Over the years, I've encountered very credible people who've said much 
the same thing, so I assume it must be true! Let's assume that if you 
spend 4 hours setting up a document with Frame, and 4 hours setting it 
up with Word, that you've covered the same ground by the end of that 
time period. Say, a chapter files, a book file, TOC, Index, headers, 
footers, paragraph tags, and character tags (or the Word equivalents).

In Framemaker, by setting up those things, you're using the tool 
directly as it's intended to be used. Someone coming along after you can 
pretty well figure out what you've done -- let's assume that this 
"someone" is a tech writer with, say 15 years' experience and extensive 
knowledge of the workings of complex technical documents.

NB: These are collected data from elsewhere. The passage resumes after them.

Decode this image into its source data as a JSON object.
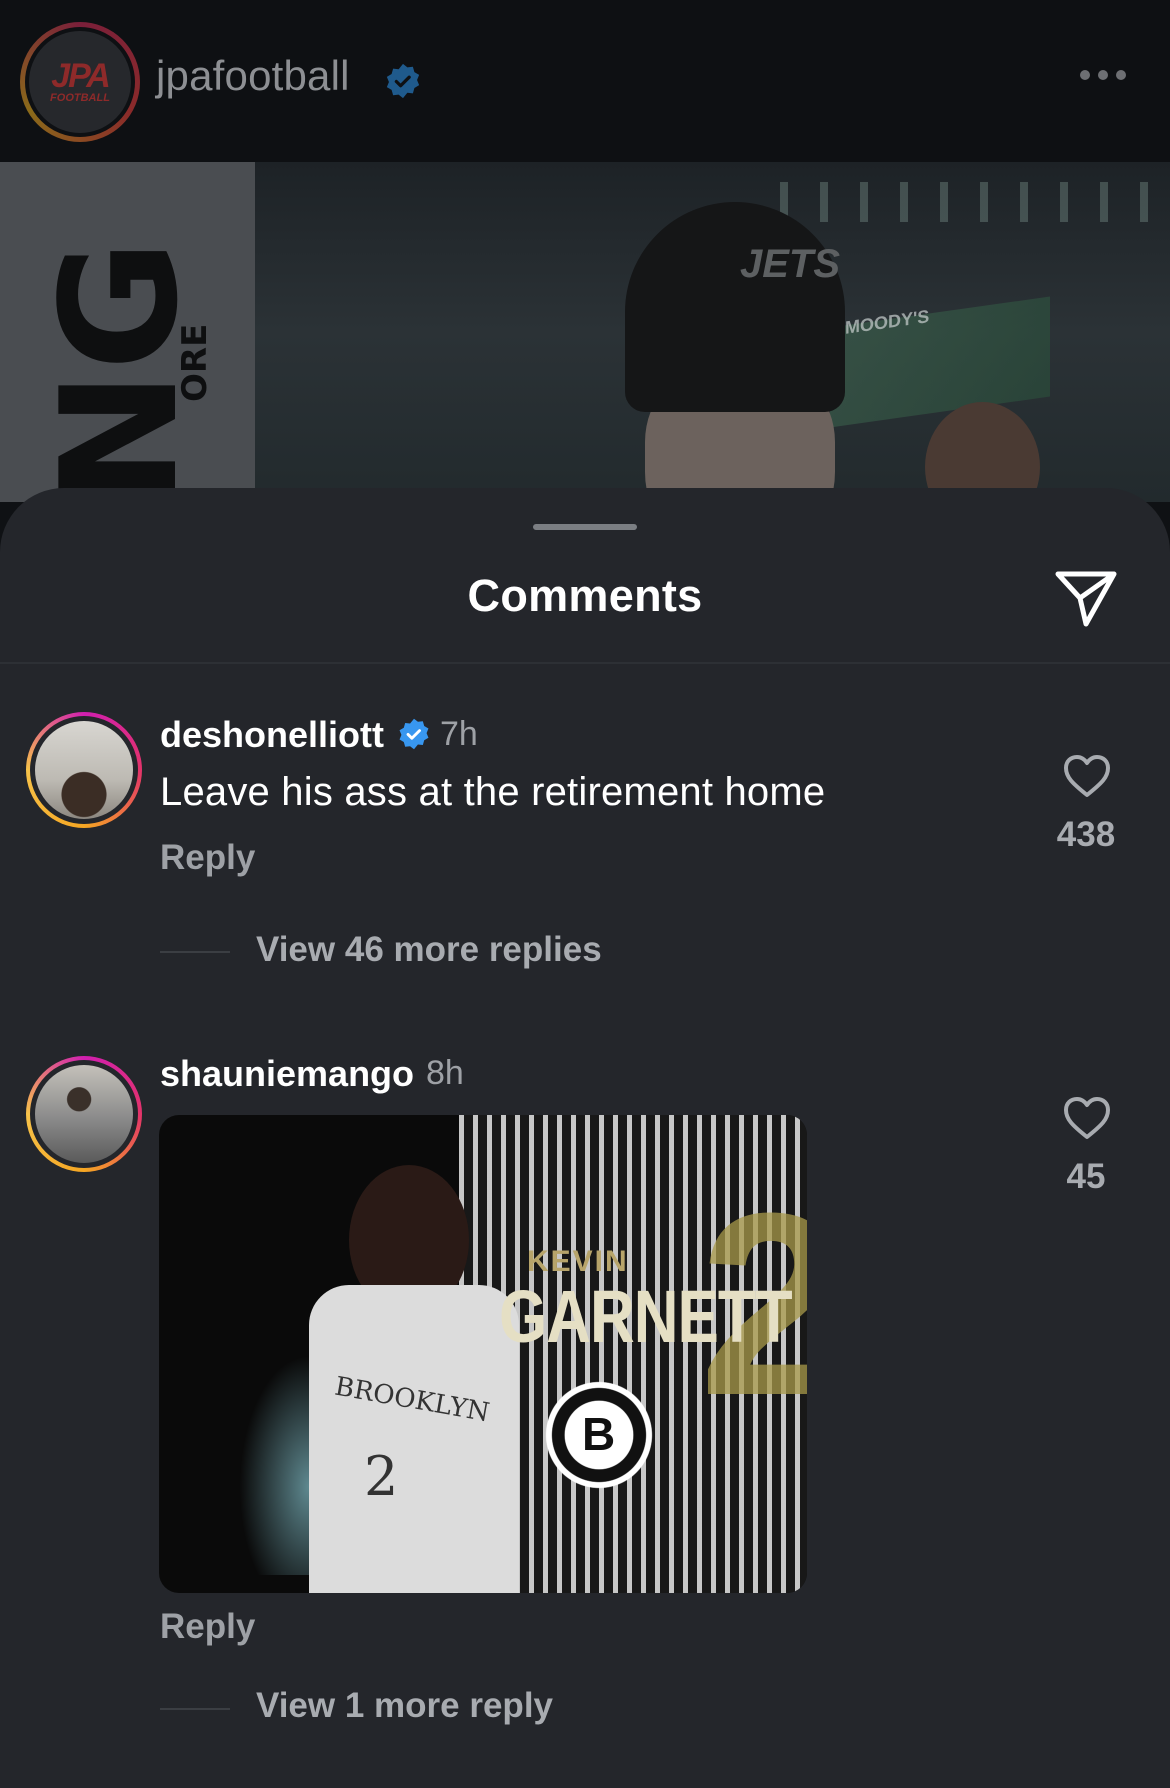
{
  "post": {
    "username": "jpafootball",
    "avatar_text_main": "JPA",
    "avatar_text_sub": "FOOTBALL",
    "media_text_large": "NG",
    "media_text_small": "ORE",
    "media_hat_text": "JETS",
    "media_board_text": "MOODY'S"
  },
  "sheet": {
    "title": "Comments"
  },
  "comments": [
    {
      "username": "deshonelliott",
      "verified": true,
      "time": "7h",
      "text": "Leave his ass at the retirement home",
      "reply_label": "Reply",
      "likes": "438",
      "view_replies": "View 46 more replies"
    },
    {
      "username": "shauniemango",
      "verified": false,
      "time": "8h",
      "gif": {
        "kevin": "KEVIN",
        "garnett": "GARNETT",
        "number": "2",
        "jersey_text": "BROOKLYN",
        "jersey_number": "2",
        "logo_letter": "B"
      },
      "reply_label": "Reply",
      "likes": "45",
      "view_replies": "View 1 more reply"
    }
  ],
  "colors": {
    "verified_blue": "#3897f0",
    "sheet_bg": "#24262b",
    "secondary_text": "#9ea1a6"
  }
}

In Word . . . are you using it directly as intended, or do you have to 
create workarounds or bring in outside utilities to achieve a good 
result? I'm thinking of the autonumbering problem (and the attendant 
magically appearing tabs and indents), the broken Master Document 
feature (and the need to cobble together Indexes and TOCs through other 
means), and undoubtedly other things as well. Can someone coming after 
you open Word and, by following menu items and the online help, figure 
out what you've done?

If both Frame and Word can produce a basic document design in the same 
amount of time, but if one is basically plain-vanilla use of the DTP 
software and the other isn't, obviously there's still a difference of 
costs and efficiency in the later life of the document, when other 
people have to figure out how to maintain it.

I know this may be a huge question, but I'm hoping I've set it out 
clearly enough to be worth discussing. Jonathan, what say you?